Just days before Bonnie was set to graduate from the Law School, a possible clerkship with the Supreme Court evaporated and the school asked the 23-year-old Bonnie if he would instead like to teach for the year. The Air Force agreed to defer his active duty until July 1970.
During his yearlong teaching stint, Bonnie started a criminal appellate clinic that helped establish prisoners’ First Amendment rights and he began questioning the country’s drug laws, a path of inquiry that would seed virtually all his subsequent work.
The Marijuana Commission
Deep in the bowels of Clark Hall — two stories below the surface of the Lawn — Bonnie’s office shared a busy basement hallway with the Virginia Law Review managing board and a colorful young professor, Charles Whitebread, whom Bonnie dubbed the “pied piper for young ’60s counterculture students.”
The two were horrified by a Virginia court decision that sent a young man to prison for 20 years for possessing a small amount of marijuana.
“I’m sure Charlie smoked weed and other mind-altering substances, while I’m just a boring innocent who’s never touched the stuff,” Bonnie said. “But I didn’t think you should put people in jail for it.”
Together they wrote an influential Virginia Law Review article about the history of U.S. marijuana laws, based on case law, legislative background and a few newspapers. The article took over virtually the entire June 1970 issue.
Soon Bonnie had to leave to work at the Pentagon, where he focused primarily on freedom of speech in the military, along with negotiating communications infrastructure for new base agreements. He also drove back to Charlottesville to present Law School seminars on issues he was learning about in the military. On one of those trips, he attended a lunch event at the Judge Advocate General’s Legal Center and School, next door to the Law School, about the newly enacted U.S. drug laws and President Richard Nixon’s National Commission on Marijuana and Drug Abuse. The commission came to be known as the Shafer Commission, after former Pennsylvania Gov. Raymond P. Shafer, who served as chairman.
At the lunch, Bonnie sat next to the Department of Justice’s speaker, who had just been appointed executive director of the new commission.
“It came up that I had just written this article on the history of the marijuana laws, and he said, ‘Well, how would you like to be a consultant to the commission?’” Bonnie recalled. “I said, ‘I can do better than that! All you’ve got to do is get John Dean [his colleague in the Justice Department and then general counsel to Nixon] to tell the Air Force to send me over to the White House.’”
He spent the next two years as the associate director of the Shafer Commission.
“It was a life-changing event,” he said. The job informed his values, taught him how to lead multidisciplinary working groups and synthesize massive amounts of information and facilitate consensus on difficult policy issues.

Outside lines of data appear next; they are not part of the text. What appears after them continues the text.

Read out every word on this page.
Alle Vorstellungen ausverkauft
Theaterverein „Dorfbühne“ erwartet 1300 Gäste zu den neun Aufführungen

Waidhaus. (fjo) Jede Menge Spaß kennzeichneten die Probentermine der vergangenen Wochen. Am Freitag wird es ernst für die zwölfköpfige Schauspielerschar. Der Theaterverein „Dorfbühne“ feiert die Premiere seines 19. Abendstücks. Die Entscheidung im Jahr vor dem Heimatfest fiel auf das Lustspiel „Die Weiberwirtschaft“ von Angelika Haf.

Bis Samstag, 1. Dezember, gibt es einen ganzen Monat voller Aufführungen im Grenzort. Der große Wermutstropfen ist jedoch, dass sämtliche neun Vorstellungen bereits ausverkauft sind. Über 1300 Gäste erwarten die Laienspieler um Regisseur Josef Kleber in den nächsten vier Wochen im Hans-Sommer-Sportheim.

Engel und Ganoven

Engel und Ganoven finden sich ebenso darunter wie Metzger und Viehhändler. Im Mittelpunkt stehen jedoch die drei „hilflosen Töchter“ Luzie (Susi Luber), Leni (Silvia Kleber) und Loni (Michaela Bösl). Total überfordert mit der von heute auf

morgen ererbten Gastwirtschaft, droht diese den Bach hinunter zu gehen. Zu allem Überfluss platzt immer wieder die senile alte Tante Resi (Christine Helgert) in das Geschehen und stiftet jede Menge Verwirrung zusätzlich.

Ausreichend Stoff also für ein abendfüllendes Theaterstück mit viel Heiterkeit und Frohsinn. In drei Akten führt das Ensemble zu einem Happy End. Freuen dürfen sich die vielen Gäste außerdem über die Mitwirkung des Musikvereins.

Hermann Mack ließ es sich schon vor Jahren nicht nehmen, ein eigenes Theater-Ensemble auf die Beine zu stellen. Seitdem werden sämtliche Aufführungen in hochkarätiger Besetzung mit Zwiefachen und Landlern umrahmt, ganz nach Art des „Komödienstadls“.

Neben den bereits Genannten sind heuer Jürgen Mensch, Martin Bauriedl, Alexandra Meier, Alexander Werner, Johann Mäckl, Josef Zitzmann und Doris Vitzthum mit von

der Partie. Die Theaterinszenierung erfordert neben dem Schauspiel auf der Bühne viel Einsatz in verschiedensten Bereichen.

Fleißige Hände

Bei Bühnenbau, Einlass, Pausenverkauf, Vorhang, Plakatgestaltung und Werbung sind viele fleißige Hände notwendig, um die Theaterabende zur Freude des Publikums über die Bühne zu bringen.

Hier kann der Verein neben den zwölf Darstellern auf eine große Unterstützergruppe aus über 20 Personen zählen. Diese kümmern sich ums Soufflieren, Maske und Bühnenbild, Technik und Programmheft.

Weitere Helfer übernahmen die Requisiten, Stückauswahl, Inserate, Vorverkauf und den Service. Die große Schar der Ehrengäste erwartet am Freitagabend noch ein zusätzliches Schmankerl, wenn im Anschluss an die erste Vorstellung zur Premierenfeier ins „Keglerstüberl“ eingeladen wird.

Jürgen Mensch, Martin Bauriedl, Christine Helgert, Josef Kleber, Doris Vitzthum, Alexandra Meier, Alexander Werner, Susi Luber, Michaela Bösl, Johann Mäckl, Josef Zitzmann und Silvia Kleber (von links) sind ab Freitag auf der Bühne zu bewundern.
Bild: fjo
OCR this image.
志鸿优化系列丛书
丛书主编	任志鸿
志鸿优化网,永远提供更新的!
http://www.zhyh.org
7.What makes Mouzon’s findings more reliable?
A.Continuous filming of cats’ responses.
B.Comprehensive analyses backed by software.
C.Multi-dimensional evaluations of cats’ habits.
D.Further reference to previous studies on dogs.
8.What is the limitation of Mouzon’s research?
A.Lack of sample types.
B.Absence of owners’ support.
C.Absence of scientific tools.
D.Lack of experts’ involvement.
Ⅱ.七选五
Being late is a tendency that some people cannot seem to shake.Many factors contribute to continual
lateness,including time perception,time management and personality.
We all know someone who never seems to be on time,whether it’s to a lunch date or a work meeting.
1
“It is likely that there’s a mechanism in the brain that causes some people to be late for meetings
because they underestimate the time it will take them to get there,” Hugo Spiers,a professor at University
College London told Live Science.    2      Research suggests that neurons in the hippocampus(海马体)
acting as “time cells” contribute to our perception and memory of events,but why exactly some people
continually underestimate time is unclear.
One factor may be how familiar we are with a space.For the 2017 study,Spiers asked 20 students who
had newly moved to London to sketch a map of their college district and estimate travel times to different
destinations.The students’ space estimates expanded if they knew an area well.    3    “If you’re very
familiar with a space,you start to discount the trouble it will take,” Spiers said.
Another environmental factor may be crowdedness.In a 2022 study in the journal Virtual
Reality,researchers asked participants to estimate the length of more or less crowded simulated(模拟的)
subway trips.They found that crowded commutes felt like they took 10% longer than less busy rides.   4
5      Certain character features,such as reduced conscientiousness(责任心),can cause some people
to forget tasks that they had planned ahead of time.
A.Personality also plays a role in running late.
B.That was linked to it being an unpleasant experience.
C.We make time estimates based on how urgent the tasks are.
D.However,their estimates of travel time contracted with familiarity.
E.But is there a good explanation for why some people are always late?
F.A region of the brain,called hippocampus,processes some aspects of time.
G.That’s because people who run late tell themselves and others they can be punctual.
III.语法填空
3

Both Shafer and the vice chair, Harvard psychiatrist Dr. Dana Farnsworth, characterized Bonnie as a “principal architect” of the commission’s two reports, including its unexpected recommendation that simple possession of marijuana be “decriminalized.”
Bonnie and Whitebread’s historical research in the federal records also provided the material for their co-authored 1974 book, “The Marijuana Conviction,” which ties prohibition to xenophobic perceptions and argues for the decriminalization of marijuana possession. The book was republished in 1999 and is considered a drug policy classic.
“My work at the commission was essentially a graduate education in addiction, clinical psychology and social sciences,” Bonnie said. “Everything I have subsequently done in my career is essentially attributable to the serendipity of sitting next to the commission’s executive director at lunch. It introduced me to areas of law, science and public policy that I otherwise would not have known a thing about.”